TRÄUME
Kennst du die Wechselstuben in den Wolken?
Dort werden Träume getauscht.
Müde,
verschlissene,
gegen die Farbe des neugeborenen Lichts.
Heute nahm ich dein Lächeln mit.
Ich tausche nicht mehr.
Es gibt Gedichte, die auch noch in Situationen, in denen andere gleichsam in sich zerfielen, ihre Kraft bewahren, Gedichte, die sich nicht aufgeben, weil sie eine Stärke in sich tragen, die sie nicht nur aufrecht erhält, sondern sie weitertragen, Gedichte, die auf die Suche gehen, auf die Menschen- und Bildsuche. Sie resignieren nicht, auch wenn sie von Tod und Betrübnis sprechen. Aber sie brauchen eins: ein Gegenüber, einen Menschen, eine Landschaft, eine Liebe, eine bestimmte Erregungshöhe, um dann umso leidenschaftlicher zu antworten. Ich spreche von den neuen Gedichten Olly Komenda-Soentgeraths, deren Gedichte „Das schläft mir nachts unter den Lidern“ von der beschriebenen Eigenart und Qualität sind.

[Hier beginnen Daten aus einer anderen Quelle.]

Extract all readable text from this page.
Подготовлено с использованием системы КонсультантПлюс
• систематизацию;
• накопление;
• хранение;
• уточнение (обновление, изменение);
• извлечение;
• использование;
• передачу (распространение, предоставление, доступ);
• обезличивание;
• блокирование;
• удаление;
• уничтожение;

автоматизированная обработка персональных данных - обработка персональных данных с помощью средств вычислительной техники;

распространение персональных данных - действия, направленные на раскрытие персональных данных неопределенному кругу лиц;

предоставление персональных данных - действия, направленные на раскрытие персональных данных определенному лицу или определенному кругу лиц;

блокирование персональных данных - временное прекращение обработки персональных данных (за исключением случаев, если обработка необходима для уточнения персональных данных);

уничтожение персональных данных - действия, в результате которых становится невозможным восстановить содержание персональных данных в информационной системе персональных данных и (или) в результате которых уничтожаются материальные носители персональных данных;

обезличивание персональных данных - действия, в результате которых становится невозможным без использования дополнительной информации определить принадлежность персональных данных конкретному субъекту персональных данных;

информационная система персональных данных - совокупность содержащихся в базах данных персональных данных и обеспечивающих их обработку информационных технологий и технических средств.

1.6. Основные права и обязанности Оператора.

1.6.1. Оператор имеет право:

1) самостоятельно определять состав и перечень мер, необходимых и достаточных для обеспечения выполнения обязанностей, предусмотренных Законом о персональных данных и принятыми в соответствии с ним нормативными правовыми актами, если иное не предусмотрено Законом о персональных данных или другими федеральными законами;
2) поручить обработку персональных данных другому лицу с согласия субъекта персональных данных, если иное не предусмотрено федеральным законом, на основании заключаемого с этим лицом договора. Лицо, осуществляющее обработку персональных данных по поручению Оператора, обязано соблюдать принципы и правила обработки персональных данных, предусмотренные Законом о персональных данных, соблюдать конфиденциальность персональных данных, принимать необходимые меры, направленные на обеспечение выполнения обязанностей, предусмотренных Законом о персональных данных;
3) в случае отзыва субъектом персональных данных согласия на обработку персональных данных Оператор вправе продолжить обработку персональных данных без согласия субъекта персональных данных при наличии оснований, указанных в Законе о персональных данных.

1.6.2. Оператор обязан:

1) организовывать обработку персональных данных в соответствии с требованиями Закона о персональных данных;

Sie haben diese sensitive Stärke, die sich selber und den anderen Mut macht. Sie haben – möchte ich sagen – eine bestimmte Art von Glück als unsichtbare Konterbande bei sich. Sie kommen durch diese empfindliche und ständige Partnerschaft mit dem angeborenen Glück nicht nur zurecht, sondern ziehen den anderen, den Partner, die Landschaft, den Leser mit in solch ein Glück hinein, machen ihn zum Komplizen einer leidenschaftlich fühlenden Natur, eines Naturells, das zuweilen heftig ist, das „direkt“ anspricht, sich mitteilt. Die impulsiven Gedichte von Olly Komenda-Soentgerath benötigen aus diesem Grunde wohl auch nicht die Umwege, die manche Verse zurücklegen müssen. Sie sind in ihrer unmittelbaren Emotion und Mitteilungskraft nicht in Gefahr, in die Falle von Verstrickungen verschiedener Art zu gehen, artifizieller, thematischer Verstrickungen.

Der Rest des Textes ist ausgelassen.